Lanterns hang for the Lantern Festival in Pengfang Village, Changting County, East China's Fujian Province. (Photo: China News Service/Zhang Bin)
The last day of the Chinese New Year celebration – the Lantern Festival marked on the 15th day of the first lunar month – has earned worldwide fame in recent years.
However, aside from the lanterns illuminating Chinese streets and online debates over the fillings of tangyuan (glutinous rice dumplings), it is rarely known, even to many Chinese people, that the Lantern Festival is the real Chinese equivalent to Valentine's Day.
Compared to the Qixi Festival on the seventh day of the seventh lunar month, which is more widely recognized by young couples and commercial brands, the Lantern Festival has a relatively low profile. But it is undeniable that in Chinese history, it is indeed a day for love.
An ancient carnival for all
The history of the festival could be traced back to the Han Dynasty (202 B.C.-220 A.D.), and the celebrations were gradually enriched, expanded and settled in succeeding dynasties. But from the very beginning, lanterns have been an indispensable part of the day.
Long before the electric lights were invented, the streets in ancient Chinese cities were illuminated by various colorful lanterns.

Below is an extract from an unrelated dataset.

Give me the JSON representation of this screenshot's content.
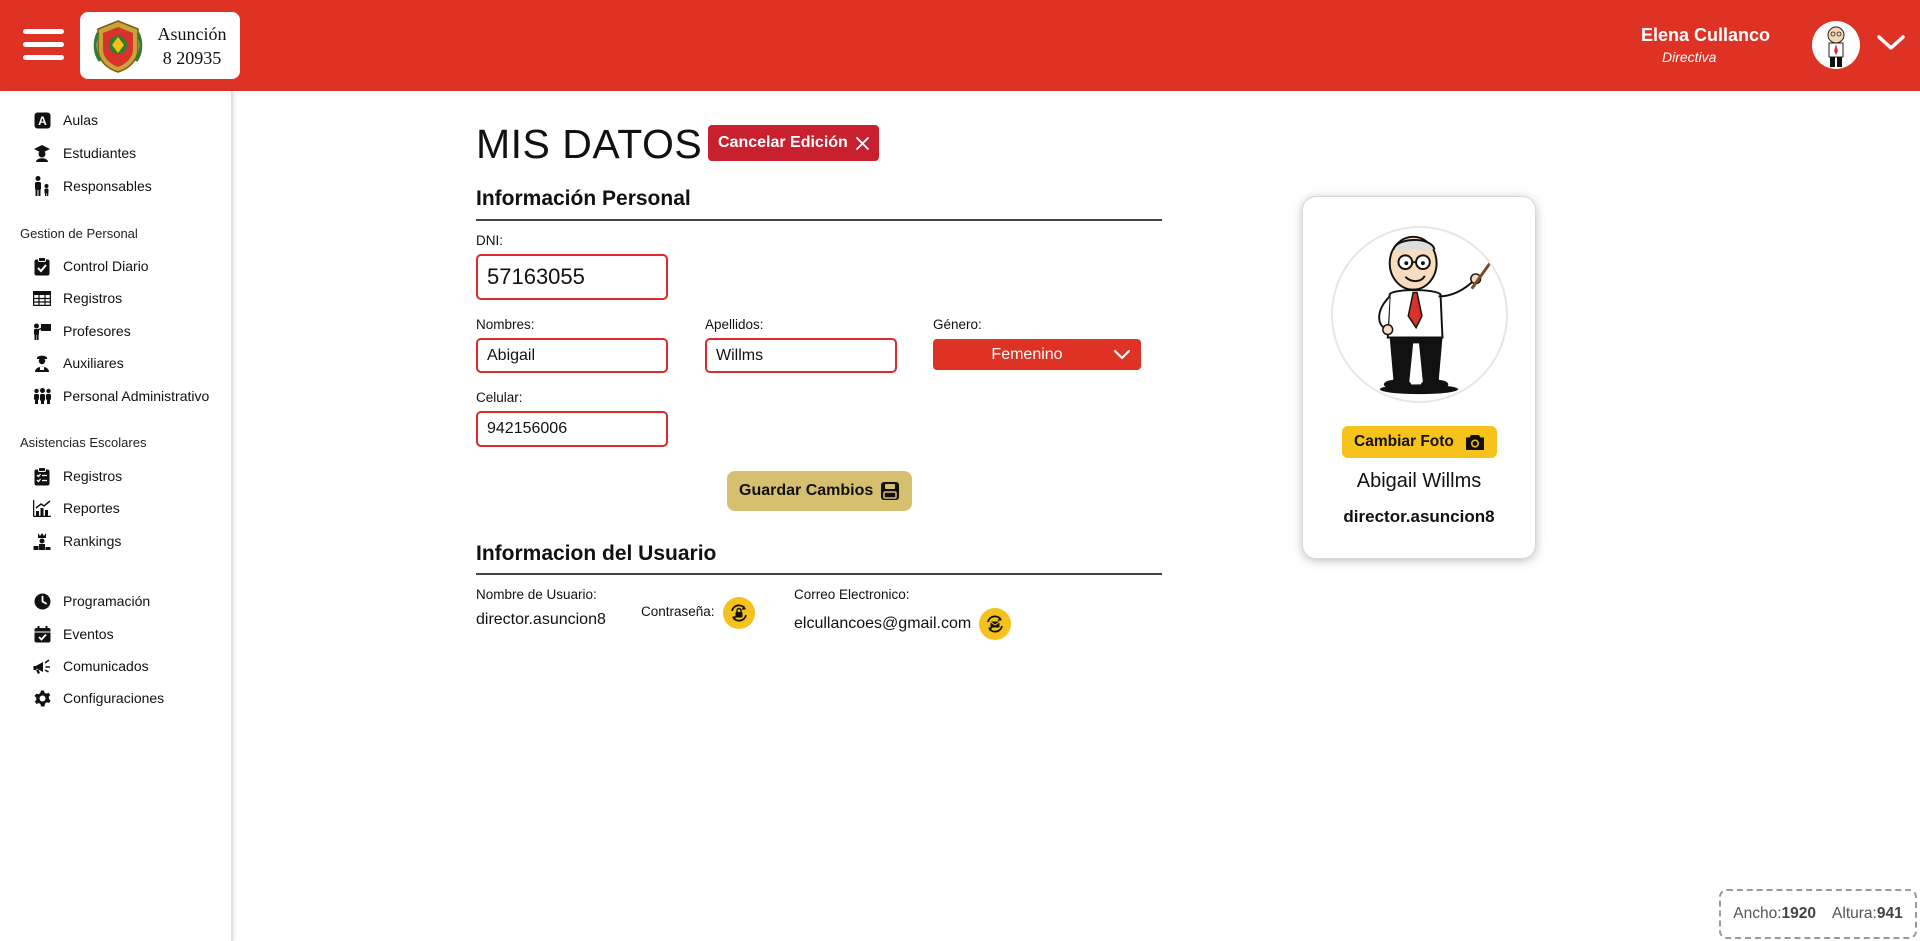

Despite the fact that most Chinese dynasties had curfews during the night, all the people were allowed to stay out on the days around the Lantern Festival. The Chinese women, who had to stay indoors for most of their lives, were permitted to admire the lanterns and the full moon on the day as well.
Therefore, it was almost the only time for young men and women to meet with each other and fall in love, according to experts.
Dressed in their most beautiful clothes and putting on their most shining hairpins, the ancient Chinese, noblemen and ordinary people included, would swarm the streets, where dancers and musicians, acrobats and vendors would gather as fireworks were lit and lanterns displayed.
There were also riddles written on the lanterns, with many people competing to solve them. Most of the riddles were written in the form of poems, so were therefore mostly enjoyed by educated residents. Many have been handed over generations.